Out-of-pocket spending (3.8%)
Spending growth increased faster in 2012 compared to 2011 when growth was 3.5% due mainly to increased cost sharing for physician and clinical services. The growth was moderated by reduced out-of-pocket spending on previously expensive prescription brand-name drugs that had lost patent protection.
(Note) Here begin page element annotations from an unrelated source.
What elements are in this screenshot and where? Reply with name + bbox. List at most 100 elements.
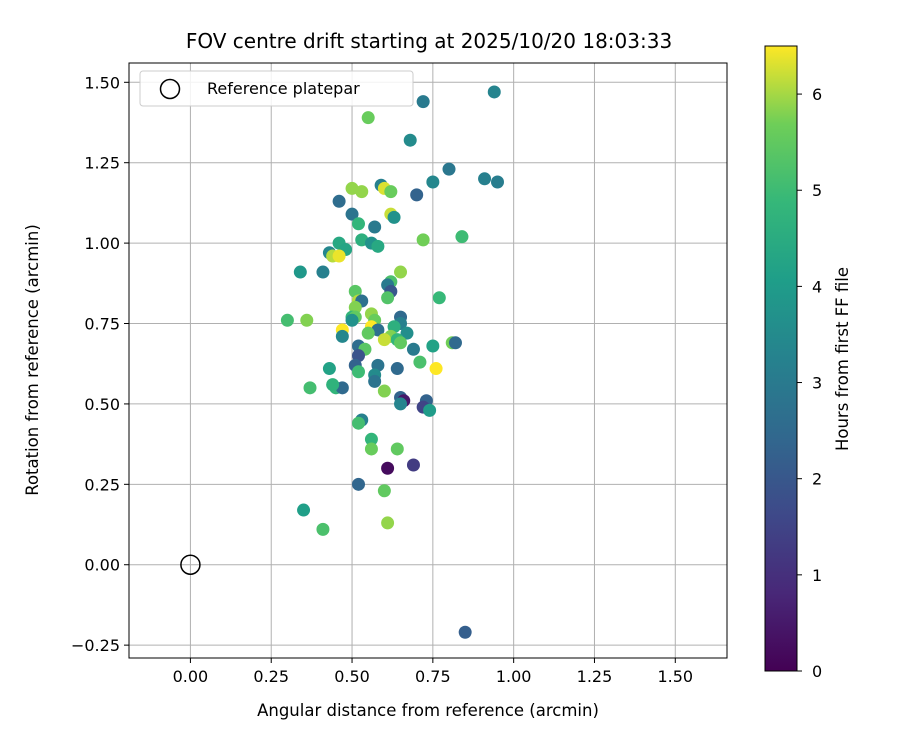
colorbar-gradient <box>764 45 798 672</box>
data-point <box>381 516 395 530</box>
data-point <box>410 188 424 202</box>
data-point <box>455 230 469 244</box>
data-point <box>458 625 472 639</box>
x-tick-label: 1.50 <box>657 667 693 686</box>
data-point <box>368 220 382 234</box>
x-tick-label: 0.25 <box>253 667 289 686</box>
data-point <box>345 207 359 221</box>
x-tick-label: 0.50 <box>334 667 370 686</box>
legend-box <box>139 70 414 107</box>
legend-marker-reference <box>159 78 181 100</box>
data-point <box>335 329 349 343</box>
y-tick-label: 0.50 <box>84 395 120 414</box>
data-point <box>384 185 398 199</box>
data-point <box>426 175 440 189</box>
data-points <box>280 85 504 639</box>
data-point <box>326 378 340 392</box>
colorbar-tick-label: 6 <box>812 85 822 104</box>
colorbar-tick-label: 4 <box>812 277 822 296</box>
data-point <box>377 333 391 347</box>
data-point <box>316 522 330 536</box>
data-point <box>352 217 366 231</box>
data-point <box>345 313 359 327</box>
data-point <box>316 265 330 279</box>
y-tick-label: 1.00 <box>84 234 120 253</box>
y-tick-label: 0.25 <box>84 475 120 494</box>
x-tick-label: 0.00 <box>173 667 209 686</box>
legend-label-reference: Reference platepar <box>207 79 360 98</box>
data-point <box>403 133 417 147</box>
plot-frame <box>128 62 728 659</box>
data-point <box>381 461 395 475</box>
y-tick-label: 0.00 <box>84 556 120 575</box>
data-point <box>426 339 440 353</box>
colorbar-tick-label: 1 <box>812 566 822 585</box>
colorbar-tick-label: 0 <box>812 662 822 681</box>
x-tick-label: 0.75 <box>415 667 451 686</box>
data-point <box>416 95 430 109</box>
chart-title: FOV centre drift starting at 2025/10/20 … <box>186 29 672 53</box>
colorbar-tick-label: 5 <box>812 181 822 200</box>
data-point <box>432 291 446 305</box>
x-axis-label: Angular distance from reference (arcmin) <box>257 701 599 720</box>
y-tick-label: 0.75 <box>84 315 120 334</box>
colorbar-label: Hours from first FF file <box>833 267 852 451</box>
data-point <box>394 397 408 411</box>
y-tick-label: −0.25 <box>71 636 120 655</box>
data-point <box>377 384 391 398</box>
colorbar-ticks: 0 1 2 3 4 5 6 <box>797 85 822 681</box>
data-point <box>364 442 378 456</box>
data-point <box>361 326 375 340</box>
data-point <box>332 249 346 263</box>
data-point <box>390 362 404 376</box>
legend: Reference platepar <box>139 70 414 107</box>
data-point <box>478 172 492 186</box>
x-axis-ticks: 0.00 0.25 0.50 0.75 1.00 1.25 1.50 <box>173 658 693 686</box>
colorbar: 0 1 2 3 4 5 6 Hours from first FF file <box>764 45 852 681</box>
data-point <box>490 175 504 189</box>
data-point <box>377 484 391 498</box>
data-point <box>381 291 395 305</box>
data-point <box>448 336 462 350</box>
x-tick-label: 1.25 <box>577 667 613 686</box>
data-point <box>429 362 443 376</box>
y-tick-label: 1.25 <box>84 154 120 173</box>
data-point <box>355 185 369 199</box>
data-point <box>361 111 375 125</box>
plot-area <box>128 62 728 659</box>
data-point <box>442 162 456 176</box>
data-point <box>416 233 430 247</box>
data-point <box>352 416 366 430</box>
data-point <box>368 374 382 388</box>
data-point <box>371 239 385 253</box>
data-point <box>406 458 420 472</box>
y-axis-ticks: −0.25 0.00 0.25 0.50 0.75 1.00 1.25 1.50 <box>71 73 129 655</box>
data-point <box>387 210 401 224</box>
data-point <box>332 194 346 208</box>
colorbar-tick-label: 2 <box>812 470 822 489</box>
data-point <box>300 313 314 327</box>
data-point <box>352 477 366 491</box>
data-point <box>303 381 317 395</box>
y-tick-label: 1.50 <box>84 73 120 92</box>
data-point <box>280 313 294 327</box>
data-point <box>423 403 437 417</box>
reference-platepar-marker <box>180 554 201 575</box>
colorbar-tick-label: 3 <box>812 374 822 393</box>
data-point <box>487 85 501 99</box>
data-point <box>293 265 307 279</box>
x-tick-label: 1.00 <box>496 667 532 686</box>
data-point <box>297 503 311 517</box>
data-point <box>364 432 378 446</box>
data-point <box>394 336 408 350</box>
y-axis-label: Rotation from reference (arcmin) <box>23 224 42 496</box>
data-point <box>352 365 366 379</box>
data-point <box>400 326 414 340</box>
data-point <box>322 362 336 376</box>
data-point <box>390 442 404 456</box>
data-point <box>413 355 427 369</box>
data-point <box>406 342 420 356</box>
data-point <box>394 265 408 279</box>
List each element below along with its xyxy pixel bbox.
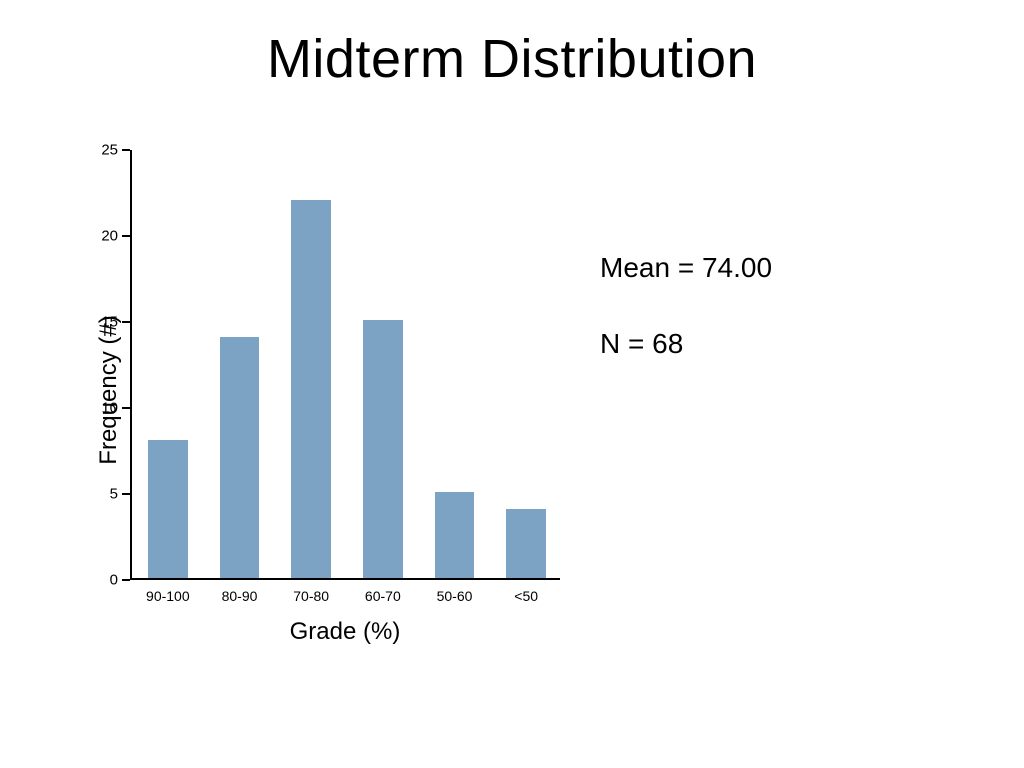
- slide: Midterm Distribution Frequency (#) 05101…: [0, 0, 1024, 768]
- slide-title: Midterm Distribution: [0, 28, 1024, 90]
- y-axis-title: Frequency (#): [95, 315, 123, 464]
- y-tick: [122, 321, 130, 323]
- x-tick-label: <50: [514, 588, 538, 604]
- x-tick-label: 80-90: [222, 588, 258, 604]
- bar: [435, 492, 474, 578]
- x-axis-title: Grade (%): [130, 618, 560, 646]
- y-tick-label: 10: [101, 400, 118, 417]
- frequency-chart: Frequency (#) 051015202590-10080-9070-80…: [60, 140, 580, 640]
- x-tick-label: 60-70: [365, 588, 401, 604]
- n-stat: N = 68: [600, 326, 772, 362]
- bar: [363, 320, 402, 578]
- y-tick: [122, 493, 130, 495]
- y-tick-label: 0: [110, 572, 118, 589]
- y-tick-label: 15: [101, 314, 118, 331]
- bar: [220, 337, 259, 578]
- x-tick-label: 70-80: [293, 588, 329, 604]
- bar: [506, 509, 545, 578]
- y-tick: [122, 407, 130, 409]
- bar: [291, 200, 330, 578]
- bar: [148, 440, 187, 578]
- y-tick: [122, 149, 130, 151]
- y-tick-label: 25: [101, 142, 118, 159]
- x-tick-label: 90-100: [146, 588, 190, 604]
- x-tick-label: 50-60: [437, 588, 473, 604]
- summary-stats: Mean = 74.00 N = 68: [600, 250, 772, 403]
- y-tick-label: 20: [101, 228, 118, 245]
- mean-stat: Mean = 74.00: [600, 250, 772, 286]
- y-tick-label: 5: [110, 486, 118, 503]
- y-tick: [122, 579, 130, 581]
- plot-area: 051015202590-10080-9070-8060-7050-60<50: [130, 150, 560, 580]
- y-tick: [122, 235, 130, 237]
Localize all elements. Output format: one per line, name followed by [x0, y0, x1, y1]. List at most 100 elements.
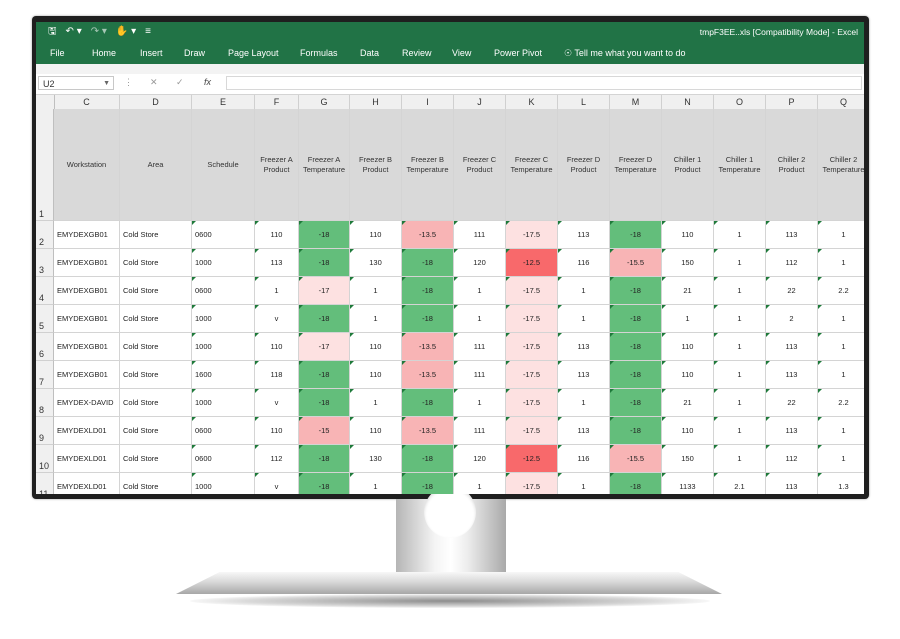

Total out-of-pocket spending reached $328.2 billion in 2012.
Retail prescription drugs (.4 percent)
Spending growth slowed from 2.5% in 2011 to reach $263.3 billion in 2012. This reduced growth rate was driven largely by a slowdown in overall prices for prescription drugs as an unusually large number of name-brand drugs such as Lipitor, Plavix, and Singulair lost patent protection in late 2011 and in 2012.
Nursing care facilities and continuing care retirement communities (1.6%)
Spending growth slowed from 4.3% in 2011 to reach $151.5 billion in 2012. This slower growth was primarily due to a one-time Medicare payment reduction to skilled nursing facilities to adjust for a large increase in payments in 2011.
Private health insurance (3.2%)
Continued slow growth in total premiums (following 3.4% growth in 2011) was mainly due to low growth in enrollment in 2012, which remained 9.4 million enrollees fewer in 2012 than in 2007. Net enrollment gains in high-deductible health plans, which generally have lower premiums and higher cost sharing than other more popular plans, also contributed to the slow premium growth in 2012.
Total private health insurance premiums reached $917.0 billion in 2012. For medical benefits, per enrollee spending accelerated slightly, from 2.9% growth in 2011 to 3.2% in 2012, both near historic lows, and was primarily due to increased growth in spending for hospital care and for physician and clinical services.
Medicare spending (4.8%)
Growth slowed slightly (compared to 5% growth in 2011) to reach $572.5 billion in 2012. Growth in fee-for-service expenditures, which accounted for nearly three-quarters of total Medicare spending, slowed from 4.3% in 2011 to 2.7% in 2012. Medicare Advantage spending accounted for the remainder, increasing 10.9% in 2012 (compared to 7% in 2011).
Total enrollment in Medicare for all beneficiaries jumped 4.1% in 2012--the largest one-year increase in 39 years, as the oldest members of the baby boom generation became eligible to enroll in Medicare in 2011. Slower growth in total Medicare spending in 2012 was primarily due to a one-time payment reduction for skilled nursing facilities.